Optimizing Local Voice-to-Voice Pipelines: Achieving Near Real-Time Latency with Qwen3.5 and SNAC
A new implementation of a fully local voice-to-voice chatbot demonstrates the feasibility of near real-time, interruptible conversational AI running on consumer-grade 24GB VRAM hardware by leveraging quantized LLMs and optimized TTS decoders.
Technical Architecture and Model Stack
The system utilizes a modular pipeline designed for low-latency interaction, integrating state-of-the-art open-source models for speech-to-text (STT), linguistic processing, and text-to-speech (TTS). The core components include:
- LLM: Qwen3.5-397B, utilizing the UD-Q3_K_XL quantization provided by Unsloth to balance model capacity with memory constraints.

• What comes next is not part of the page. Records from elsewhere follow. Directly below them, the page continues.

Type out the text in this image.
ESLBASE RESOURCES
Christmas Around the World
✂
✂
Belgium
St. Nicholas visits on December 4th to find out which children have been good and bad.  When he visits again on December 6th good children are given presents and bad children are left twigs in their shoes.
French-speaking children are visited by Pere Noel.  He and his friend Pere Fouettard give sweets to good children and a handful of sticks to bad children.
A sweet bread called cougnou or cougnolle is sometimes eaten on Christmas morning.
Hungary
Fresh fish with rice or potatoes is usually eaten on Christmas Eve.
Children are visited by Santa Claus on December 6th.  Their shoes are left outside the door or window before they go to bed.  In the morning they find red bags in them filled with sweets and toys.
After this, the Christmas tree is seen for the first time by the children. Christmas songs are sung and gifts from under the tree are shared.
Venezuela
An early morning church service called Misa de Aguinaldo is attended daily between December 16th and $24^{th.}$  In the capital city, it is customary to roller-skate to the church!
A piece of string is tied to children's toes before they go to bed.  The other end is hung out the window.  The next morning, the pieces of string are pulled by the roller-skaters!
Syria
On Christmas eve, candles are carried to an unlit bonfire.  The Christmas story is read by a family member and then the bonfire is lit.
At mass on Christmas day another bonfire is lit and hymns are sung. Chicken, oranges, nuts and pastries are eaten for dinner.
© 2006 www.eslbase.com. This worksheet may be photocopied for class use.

- STT: Whisper-small, providing the necessary balance between transcription accuracy and processing speed.
- TTS: Orpheus Q4_K_XL, paired with a custom SNAC (Neural Audio Codec) decoder implemented via ONNX for accelerated inference.
Performance and Resource Optimization
A critical achievement of this implementation is the optimization of memory overhead. The entire pipeline maintains a VRAM footprint of 21.3 GB or less. This allows the system to operate comfortably on GPUs with 24 GB of VRAM, leaving sufficient headroom for compute graphs and preventing Out-of-Memory (OOM) errors during peak inference loads.
Real-Time Interaction and Interruptibility
To achieve a "close to real-time" user experience, the developer implemented Server-Sent Events (SSE) streaming. This allows the system to stream tokens and audio chunks incrementally rather than waiting for full sequence generation. Furthermore, the system supports interruptibility, allowing the user to break the AI's speech flow while the model preserves the context of the most recent exchange, ensuring conversational coherence.
Hardware and Deployment
The project is 100% local, eliminating the need for external API calls and ensuring data privacy. The use of ONNX for the SNAC decoder suggests a focus on cross-platform runtime efficiency and reduced latency in the audio synthesis stage.
Note: Detailed system RAM specifications were mentioned in the source but not provided in the text.